Praktische Konsequenzen für die Pferdehaltung

Das Verständnis des natürlichen Sozialverhaltens hat direkte Auswirkungen auf die Gestaltung artgerechter Haltungssysteme.

Sichtkontakt als Minimum

Selbst wenn direkter Körperkontakt nicht möglich ist (z.B. bei Hengsthaltung, wenn auch Stuten auf der Anlage stehen), sollten Pferde zumindest ihre Artgenossen sehen können. Sichtkontakt reduziert Stress erheblich und ermöglicht zumindest rudimentäre soziale Interaktionen. Stabile Holz- oder Metallzäune erlauben auch Körperkontakt und ein Minimum an Fellpflege – im Gegensatz zu Elektrozäunen.

Berührungskontakt wo möglich

Pferde putzen sich gegenseitig nicht so sehr aus hygienischen Gründen, sondern vor allem zur sozialen Bindung und Entspannung. Haltungssysteme, die Berührungskontakt über Zäune oder Gitter hinweg ermöglichen, kommen diesem Bedürfnis entgegen. Optimal ist aber immer die Haltung zumindest in Zweier-Gruppen oder größeren Gruppen, damit die Pferde sich ihren bevorzugten „Fellpflegepartner“ frei aussuchen können.

Gruppenhaltung richtig gestalten

Bei der Gruppenhaltung sind verschiedene Faktoren zu beachten:

  • Ausreichend Platz: Mindestens 150-200 m² pro Pferd in Offenstallhaltung
  • Mehrere Futter- und Wasserstellen: Vermeidung von Futterneid und Ressourcenkonkurrenz
  • Rückzugsmöglichkeiten: Separate Bereiche für rangniedere oder gestresste Pferde, vor allem bei großen Gruppen oder Gruppen mit häufigem Wechsel
  • Behutsame Integration: Neue Pferde schrittweise und kontrolliert eingliedern

Die richtige Gruppenzusammensetzung

Nicht jedes Pferd passt zu jeder Gruppe. Wichtige Überlegungen:

  • Ähnliche Größe und Kraft: Vermeidung von zu großen körperlichen Unterschieden
  • Kompatible Charaktere: Ruhige und temperamentvolle Pferde geschickt mischen
  • Altersstruktur beachten: Jungpferde brauchen andere Sozialpartner als Senioren
  • Geschlechtertrennung: Reine Wallachgruppen und Stutengruppen mit nur einem erfahrenen Wallach sind meist unkomplizierter als gemischte Gruppen

Das Pferd und sein Verhalten respektieren

Pferde sind durch Millionen Jahre Evolution zu hochsozialen Wesen geworden. Dieses Erbe zu ignorieren bedeutet, einen fundamentalen Teil ihrer Natur zu missachten. Artgerechte Haltung muss daher immer auch die sozialen Bedürfnisse berücksichtigen – von der Stallarchitektur über die Gruppenbildung bis hin zum täglichen Management.

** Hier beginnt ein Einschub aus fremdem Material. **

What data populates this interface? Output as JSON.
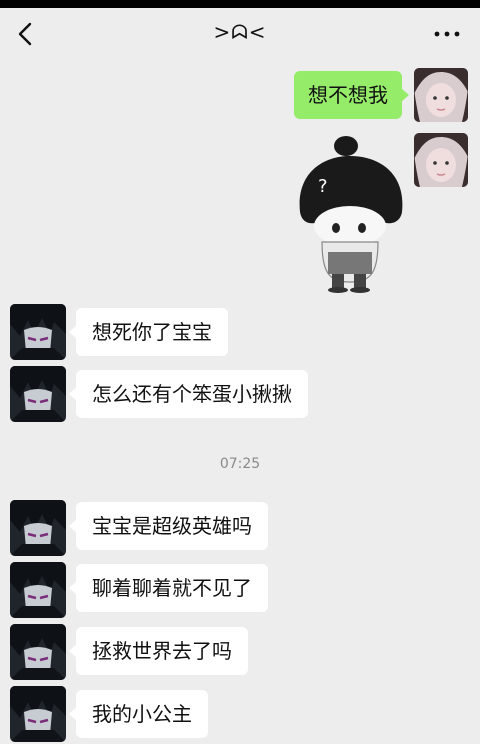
{
  "header": {
    "title": ">ᗣ<",
    "back_icon": "back-chevron-icon",
    "more_icon": "more-dots-icon"
  },
  "messages_sent": [
    {
      "text": "想不想我"
    }
  ],
  "sticker": {
    "glyph": "?"
  },
  "messages_received_1": [
    {
      "text": "想死你了宝宝"
    },
    {
      "text": "怎么还有个笨蛋小揪揪"
    }
  ],
  "timestamp": "07:25",
  "messages_received_2": [
    {
      "text": "宝宝是超级英雄吗"
    },
    {
      "text": "聊着聊着就不见了"
    },
    {
      "text": "拯救世界去了吗"
    },
    {
      "text": "我的小公主"
    }
  ],
  "colors": {
    "bg": "#ededed",
    "sent_bubble": "#95ec69",
    "received_bubble": "#ffffff"
  }
}
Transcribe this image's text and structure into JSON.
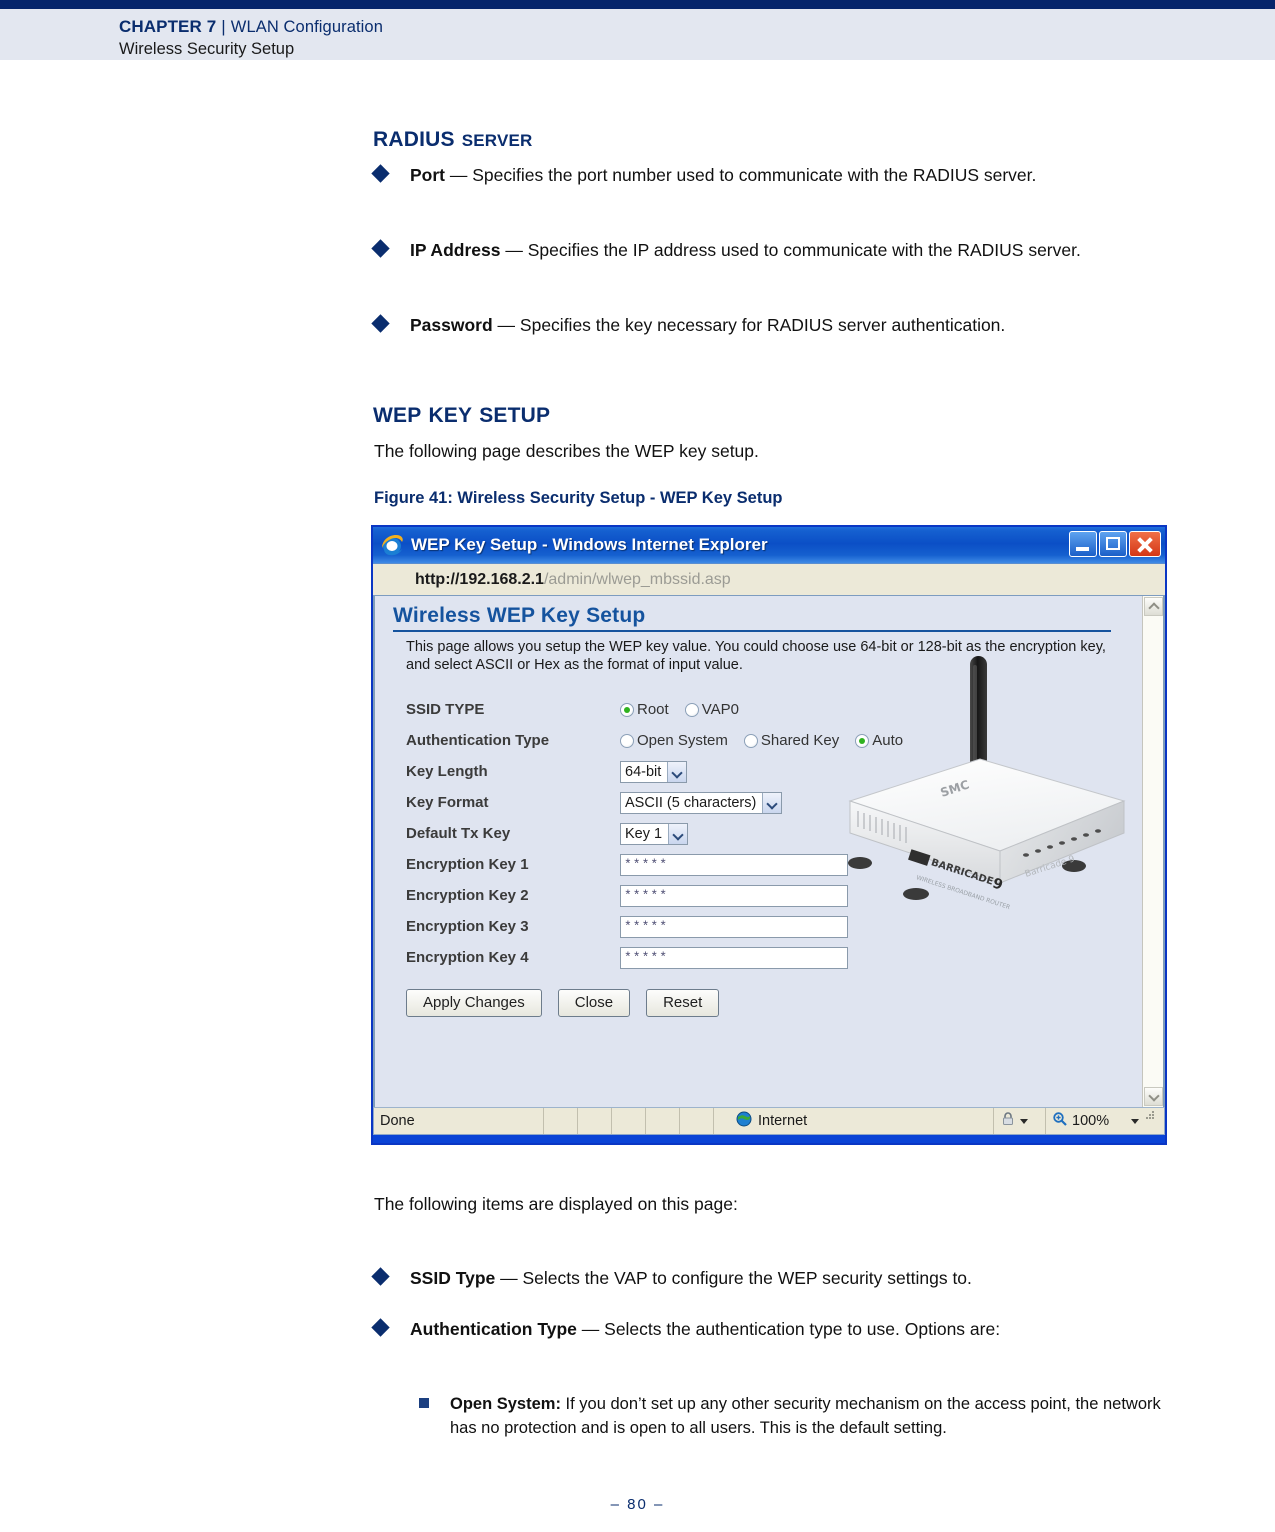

Die Investition in durchdachte Sozialisierung zahlt sich aus: Ausgeglichene, sozial eingebundene Pferde sind gesünder, entspannter und letztendlich auch einfacher im Umgang. Sie zeigen uns täglich, dass das Leben in Gemeinschaft nicht nur für Menschen, sondern auch für Pferde eine der größten Quellen für Wohlbefinden und Lebensqualität darstellt.